Digital trust has been increasingly eroded by cyber attacks, data breaches and a disconnect between technology and society.
Technology is the engine of economic growth yet digital trust failures threaten to undermine confidence in business and industry’s ability to securely manage personal and commercial information, with trust issues now accelerating a growing disconnect between tech users and the companies that provide vital products and services.
According to Edelman’s annual trust barometer, on average 73 per cent of global respondents worry about their data privacy and 65 per cent worry that tech will make it impossible to know if what people are seeing or hearing is real.
Innovation has powered trust in technology for years. But cracks are starting to show as geopolitics prove inescapable, developing and developed markets drift apart and the tech sector’s executive leadership appears to be disconnected from the public.
In developed markets, only 44 per cent say that tech companies are led by people who genuinely care about the welfare of people and society, and less than 4 in 10 globally say that CEOs are doing well on using their power to benefit society rather than indulge in their own personal fantasies.
The PWC Global Digital Trust Insights survey offers the C-suite a guide to building digital trust by simplifying cyber with intention. It focuses on four questions that tend to get short shrift but, if properly considered, can yield significant dividends.

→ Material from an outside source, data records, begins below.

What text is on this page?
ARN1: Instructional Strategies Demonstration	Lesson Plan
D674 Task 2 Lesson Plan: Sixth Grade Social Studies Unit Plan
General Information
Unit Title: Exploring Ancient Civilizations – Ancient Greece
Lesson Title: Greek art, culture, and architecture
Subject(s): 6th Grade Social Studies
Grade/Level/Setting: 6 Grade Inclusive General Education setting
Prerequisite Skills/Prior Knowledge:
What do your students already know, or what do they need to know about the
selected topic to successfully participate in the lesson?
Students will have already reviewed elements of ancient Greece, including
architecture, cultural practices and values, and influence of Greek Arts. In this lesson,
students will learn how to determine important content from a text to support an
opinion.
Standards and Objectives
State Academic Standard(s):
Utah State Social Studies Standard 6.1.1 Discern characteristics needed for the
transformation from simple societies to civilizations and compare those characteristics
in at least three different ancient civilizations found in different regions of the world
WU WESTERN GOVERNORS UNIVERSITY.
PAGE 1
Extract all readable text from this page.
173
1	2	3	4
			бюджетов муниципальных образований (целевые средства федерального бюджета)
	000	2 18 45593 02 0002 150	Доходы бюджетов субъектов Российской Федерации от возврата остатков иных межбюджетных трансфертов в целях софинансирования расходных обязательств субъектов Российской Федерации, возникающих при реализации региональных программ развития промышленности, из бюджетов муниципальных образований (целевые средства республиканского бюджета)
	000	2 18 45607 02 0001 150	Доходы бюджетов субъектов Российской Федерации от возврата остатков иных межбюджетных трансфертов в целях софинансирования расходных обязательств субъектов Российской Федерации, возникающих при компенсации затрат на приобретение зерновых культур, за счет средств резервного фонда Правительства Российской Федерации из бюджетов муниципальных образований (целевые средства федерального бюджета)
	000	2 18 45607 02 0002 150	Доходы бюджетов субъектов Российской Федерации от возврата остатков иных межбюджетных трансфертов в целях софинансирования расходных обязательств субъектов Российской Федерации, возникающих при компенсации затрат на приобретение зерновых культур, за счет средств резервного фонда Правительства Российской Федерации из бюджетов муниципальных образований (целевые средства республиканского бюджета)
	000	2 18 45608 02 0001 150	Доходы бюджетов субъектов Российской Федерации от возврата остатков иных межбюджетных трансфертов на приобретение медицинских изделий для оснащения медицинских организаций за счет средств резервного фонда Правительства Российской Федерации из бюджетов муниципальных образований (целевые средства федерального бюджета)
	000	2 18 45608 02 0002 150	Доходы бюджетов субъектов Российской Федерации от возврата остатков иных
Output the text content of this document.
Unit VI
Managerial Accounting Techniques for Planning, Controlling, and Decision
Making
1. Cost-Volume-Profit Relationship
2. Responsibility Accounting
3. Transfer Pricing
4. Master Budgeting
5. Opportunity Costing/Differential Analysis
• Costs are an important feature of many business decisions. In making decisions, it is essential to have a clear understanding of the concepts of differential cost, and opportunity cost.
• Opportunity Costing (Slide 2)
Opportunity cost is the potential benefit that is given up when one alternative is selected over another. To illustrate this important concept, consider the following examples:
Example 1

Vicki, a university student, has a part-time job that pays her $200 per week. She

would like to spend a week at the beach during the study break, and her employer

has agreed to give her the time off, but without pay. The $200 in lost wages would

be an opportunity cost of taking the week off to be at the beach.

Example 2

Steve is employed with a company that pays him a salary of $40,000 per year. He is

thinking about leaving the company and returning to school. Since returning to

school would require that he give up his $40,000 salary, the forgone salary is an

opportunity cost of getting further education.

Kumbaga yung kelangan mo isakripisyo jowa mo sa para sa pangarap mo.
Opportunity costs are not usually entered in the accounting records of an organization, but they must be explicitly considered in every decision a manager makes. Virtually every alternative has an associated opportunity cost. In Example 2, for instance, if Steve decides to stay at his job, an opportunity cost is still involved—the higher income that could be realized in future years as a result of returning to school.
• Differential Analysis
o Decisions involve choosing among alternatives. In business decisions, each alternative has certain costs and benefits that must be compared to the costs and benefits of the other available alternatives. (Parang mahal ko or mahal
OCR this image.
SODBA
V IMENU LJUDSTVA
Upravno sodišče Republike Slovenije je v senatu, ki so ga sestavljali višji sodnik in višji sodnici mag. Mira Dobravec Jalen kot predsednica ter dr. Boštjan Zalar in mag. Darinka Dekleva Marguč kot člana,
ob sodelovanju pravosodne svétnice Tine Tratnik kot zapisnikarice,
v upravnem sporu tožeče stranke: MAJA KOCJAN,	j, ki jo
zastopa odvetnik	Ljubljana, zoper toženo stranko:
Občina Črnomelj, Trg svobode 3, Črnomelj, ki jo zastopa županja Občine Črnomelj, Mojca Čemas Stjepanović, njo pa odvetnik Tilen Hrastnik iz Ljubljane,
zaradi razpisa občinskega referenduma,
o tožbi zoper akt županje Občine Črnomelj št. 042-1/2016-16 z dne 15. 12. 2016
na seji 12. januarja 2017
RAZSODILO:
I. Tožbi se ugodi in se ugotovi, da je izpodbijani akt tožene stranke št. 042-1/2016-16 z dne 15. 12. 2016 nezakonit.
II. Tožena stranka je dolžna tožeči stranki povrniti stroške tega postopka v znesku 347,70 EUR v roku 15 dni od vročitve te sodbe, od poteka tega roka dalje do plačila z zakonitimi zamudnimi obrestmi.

These questions may surprise and even challenge because, in a survey about data trust, they aren’t technology-centred. Tech, in itself, is not the answer to simplified security. The focus, instead, is on working together as a unified whole from the tech stack to the board room starting at the top with the CEO. Data security is a concern for the entire business, in every function and for every employee.
How can CEOs make a difference to your organisation? Is your organisation too complex to secure? How do you know if you’re securing your organisation against the most important risks to your business? How well do you know your third-party and supply chain risks?
Strategists and technologists have touted the potential of digital business models to boost business ten-fold, a Holy Grail promise of exponential returns on digital investments.
Here are the four key elements to realising your full cyber potential, as exemplified by most advanced and most improved organisations, who employ them all.
Principle: the CEO must articulate an explicit, unambiguous foundational principle establishing security and privacy as a business imperative.
People: hire the right leader, and let CISO and security teams connect with the business teams. Your people can be vanguards of simplification even as you build “good complexity” in the business.
Prioritisation: your risks continually change as your digital ambitions rise. Use data and intelligence to measure your risks continually, as well.
Perception: you can’t secure what you can’t see. Uncover blind spots in your relationships and supply chains.
Guy Hanson, VP of customer engagement at Validity believes that following basic best practices can ensure maintenance of digital trust. Key steps such as compliance with data protection law, by only collecting data that is absolutely necessary and deleting data that they no longer plan to use, will ensure that an organisation complies with regulations such as GDPR. Transparency is another key element as customers should know how their data is being used and who is using it. Training of data governance teams will underpin data security so employees are trained to correctly respond to SAR requests.